Une prévention complexe et trop tardive
Reste la formation psychologique et les messages de prévention. « Nous ne sommes pas bons », reconnaît le professeur Deruelle, tout en expliquant la complexité de la tâche. « Si on veut délivrer une information précise, il faut aborder explicitement le sujet et ne pas le noyer au milieu d’autres informations. Mais il est nécessaire d’y mettre les formes. Il ne sert à rien de brusquer ou de vexer la personne, c’est contre-productif. J’ai déjà entendu des médecins dire à des patientes au moment d’une échographie « vous êtes trop grosse, je ne vois rien ». Lorsqu’on estime qu’il est nécessaire d’aborder ce sujet il faut le faire avec tact, en demandant par exemple : nous allons parler de votre poids, est-ce que ça vous dérange ? » ». Et prendre en compte l’ambivalence, voire le déni des personnes concernées vis-à-vis de leur état. Philippe Deruelle fait le parallèle avec les « stades de changement de Prochaksa ». Ce modèle d’approche comportementale établit différentes étapes psychologiques pour les personnes en proie à une addiction : la pré-contemplation (le patient pense ne pas avoir de problème avec une consommation qui lui apporte un certain bien-être), la contemplation (la personne envisage un changement de comportement mais hésite à renoncer à ce qui lui fait du bien), la préparation/détermination (le patient se sent prêt et met en place les conditions de l’action), l’action, le maintien, la rechute et la sortie permanente.
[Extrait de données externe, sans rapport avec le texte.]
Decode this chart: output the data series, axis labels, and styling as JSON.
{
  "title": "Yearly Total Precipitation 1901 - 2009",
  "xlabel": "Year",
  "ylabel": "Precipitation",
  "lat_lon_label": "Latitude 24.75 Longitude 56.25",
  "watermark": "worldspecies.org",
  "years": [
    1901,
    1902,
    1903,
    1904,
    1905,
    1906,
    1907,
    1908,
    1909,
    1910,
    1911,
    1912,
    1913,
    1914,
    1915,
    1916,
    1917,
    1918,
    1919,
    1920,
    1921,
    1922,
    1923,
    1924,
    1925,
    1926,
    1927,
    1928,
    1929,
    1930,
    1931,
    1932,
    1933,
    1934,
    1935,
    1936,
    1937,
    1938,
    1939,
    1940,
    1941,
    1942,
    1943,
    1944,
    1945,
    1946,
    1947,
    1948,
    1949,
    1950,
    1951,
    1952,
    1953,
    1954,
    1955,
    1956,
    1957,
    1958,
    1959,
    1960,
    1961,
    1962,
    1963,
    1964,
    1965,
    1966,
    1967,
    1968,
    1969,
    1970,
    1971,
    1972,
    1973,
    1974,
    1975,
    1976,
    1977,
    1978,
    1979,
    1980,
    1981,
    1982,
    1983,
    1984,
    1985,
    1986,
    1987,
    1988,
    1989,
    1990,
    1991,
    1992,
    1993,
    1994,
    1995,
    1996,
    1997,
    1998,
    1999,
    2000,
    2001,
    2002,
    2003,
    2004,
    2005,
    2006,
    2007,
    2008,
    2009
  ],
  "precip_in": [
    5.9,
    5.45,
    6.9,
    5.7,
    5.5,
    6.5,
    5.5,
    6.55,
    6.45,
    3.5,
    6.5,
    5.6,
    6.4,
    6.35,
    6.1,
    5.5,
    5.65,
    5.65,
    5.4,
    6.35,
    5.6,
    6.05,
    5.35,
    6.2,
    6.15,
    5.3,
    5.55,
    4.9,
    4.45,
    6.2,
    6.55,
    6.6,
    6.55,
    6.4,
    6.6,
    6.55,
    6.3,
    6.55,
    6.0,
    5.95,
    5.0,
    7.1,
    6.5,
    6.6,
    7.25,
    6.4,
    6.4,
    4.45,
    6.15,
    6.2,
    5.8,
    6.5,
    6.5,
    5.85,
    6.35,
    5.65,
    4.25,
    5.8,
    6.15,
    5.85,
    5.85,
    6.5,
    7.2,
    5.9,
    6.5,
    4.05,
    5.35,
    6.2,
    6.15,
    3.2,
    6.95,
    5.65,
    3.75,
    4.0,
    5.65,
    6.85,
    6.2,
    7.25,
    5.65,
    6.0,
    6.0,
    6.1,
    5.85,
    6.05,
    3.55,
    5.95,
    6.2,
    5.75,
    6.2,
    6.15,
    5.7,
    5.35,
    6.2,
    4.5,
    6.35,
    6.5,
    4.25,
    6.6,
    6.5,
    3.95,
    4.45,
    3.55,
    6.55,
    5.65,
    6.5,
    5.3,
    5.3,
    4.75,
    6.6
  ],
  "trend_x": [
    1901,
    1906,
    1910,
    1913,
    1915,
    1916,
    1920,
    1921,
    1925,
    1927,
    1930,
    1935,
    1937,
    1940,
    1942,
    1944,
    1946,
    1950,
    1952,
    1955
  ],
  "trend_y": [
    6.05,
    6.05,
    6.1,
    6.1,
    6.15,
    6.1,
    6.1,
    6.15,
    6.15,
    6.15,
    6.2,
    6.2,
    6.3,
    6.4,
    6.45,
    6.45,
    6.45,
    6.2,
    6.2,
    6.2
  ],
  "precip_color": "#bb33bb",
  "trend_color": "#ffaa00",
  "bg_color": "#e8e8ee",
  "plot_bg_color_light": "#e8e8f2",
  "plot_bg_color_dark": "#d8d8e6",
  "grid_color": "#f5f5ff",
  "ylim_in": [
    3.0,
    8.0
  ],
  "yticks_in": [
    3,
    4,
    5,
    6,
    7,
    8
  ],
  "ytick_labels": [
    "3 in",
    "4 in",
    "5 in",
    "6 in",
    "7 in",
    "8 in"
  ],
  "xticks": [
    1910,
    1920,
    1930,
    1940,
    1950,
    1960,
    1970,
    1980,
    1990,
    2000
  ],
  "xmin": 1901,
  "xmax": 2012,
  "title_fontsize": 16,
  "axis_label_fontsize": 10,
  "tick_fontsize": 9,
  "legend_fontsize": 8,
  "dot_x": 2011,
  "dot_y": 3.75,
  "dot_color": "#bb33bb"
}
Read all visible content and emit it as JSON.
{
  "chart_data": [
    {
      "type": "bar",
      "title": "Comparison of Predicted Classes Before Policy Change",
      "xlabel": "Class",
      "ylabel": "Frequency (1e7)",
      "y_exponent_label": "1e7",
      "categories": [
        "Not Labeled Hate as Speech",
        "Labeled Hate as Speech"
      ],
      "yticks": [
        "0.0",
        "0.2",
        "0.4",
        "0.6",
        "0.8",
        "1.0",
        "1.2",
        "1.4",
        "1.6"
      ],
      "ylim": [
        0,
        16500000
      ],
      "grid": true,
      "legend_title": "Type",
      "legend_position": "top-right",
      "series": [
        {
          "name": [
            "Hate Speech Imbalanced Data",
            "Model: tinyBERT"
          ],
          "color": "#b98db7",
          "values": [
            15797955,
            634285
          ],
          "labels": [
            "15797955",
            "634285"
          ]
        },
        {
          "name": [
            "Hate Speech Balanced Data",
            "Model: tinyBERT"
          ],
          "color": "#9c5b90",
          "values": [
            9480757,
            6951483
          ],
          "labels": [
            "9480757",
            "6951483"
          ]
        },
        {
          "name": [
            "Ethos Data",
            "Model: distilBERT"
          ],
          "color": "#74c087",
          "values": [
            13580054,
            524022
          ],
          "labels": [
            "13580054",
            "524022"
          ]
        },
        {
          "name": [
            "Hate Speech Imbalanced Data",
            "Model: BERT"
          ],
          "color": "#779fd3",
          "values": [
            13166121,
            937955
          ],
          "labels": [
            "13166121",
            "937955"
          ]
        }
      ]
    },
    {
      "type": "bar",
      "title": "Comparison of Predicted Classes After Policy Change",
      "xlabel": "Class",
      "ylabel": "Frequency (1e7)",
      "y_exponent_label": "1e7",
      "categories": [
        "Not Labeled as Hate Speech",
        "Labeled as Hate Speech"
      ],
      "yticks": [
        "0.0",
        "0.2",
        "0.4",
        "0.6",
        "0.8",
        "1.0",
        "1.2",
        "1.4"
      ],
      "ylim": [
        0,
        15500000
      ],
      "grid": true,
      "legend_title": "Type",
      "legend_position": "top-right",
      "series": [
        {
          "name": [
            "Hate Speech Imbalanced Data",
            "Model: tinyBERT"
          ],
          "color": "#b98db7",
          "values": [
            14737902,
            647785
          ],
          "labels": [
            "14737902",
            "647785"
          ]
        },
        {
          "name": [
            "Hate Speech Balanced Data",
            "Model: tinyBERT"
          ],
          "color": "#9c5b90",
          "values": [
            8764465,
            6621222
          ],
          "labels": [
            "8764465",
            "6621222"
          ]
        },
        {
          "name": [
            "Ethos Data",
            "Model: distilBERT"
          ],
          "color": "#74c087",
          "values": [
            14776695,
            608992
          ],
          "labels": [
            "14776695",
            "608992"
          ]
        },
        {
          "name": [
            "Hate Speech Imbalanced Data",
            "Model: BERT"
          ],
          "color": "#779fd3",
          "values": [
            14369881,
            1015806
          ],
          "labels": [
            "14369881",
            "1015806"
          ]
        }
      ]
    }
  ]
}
La Haute Autorité de Santé a publié des recommandations sur le sujet en 2009. Elle préconise notamment aux médecins d’expliquer aux femmes enceintes « qu’il n’est pas nécessaire de manger pour deux et que les besoins caloriques changent peu durant les 6 premiers mois de grossesse et augmentent modestement dans les 3 derniers mois.» La HAS incite les professionnels à recommander un minimum d’exercice physique pendant la grossesse et, après la naissance du bébé, à rappeler aux femmes « les risques pour la santé associés à l’obésité pour elles-mêmes et pour les futures grossesses, et les encourager à perdre du poids ». Mais comme le note Philippe Deruelle, la prévention devrait certainement commencer plus tôt, bien avant la grossesse, peut-être même à l’école et avec des messages plus accessibles,moins ambitieux, que les « cinq fruits et légumes par jour ».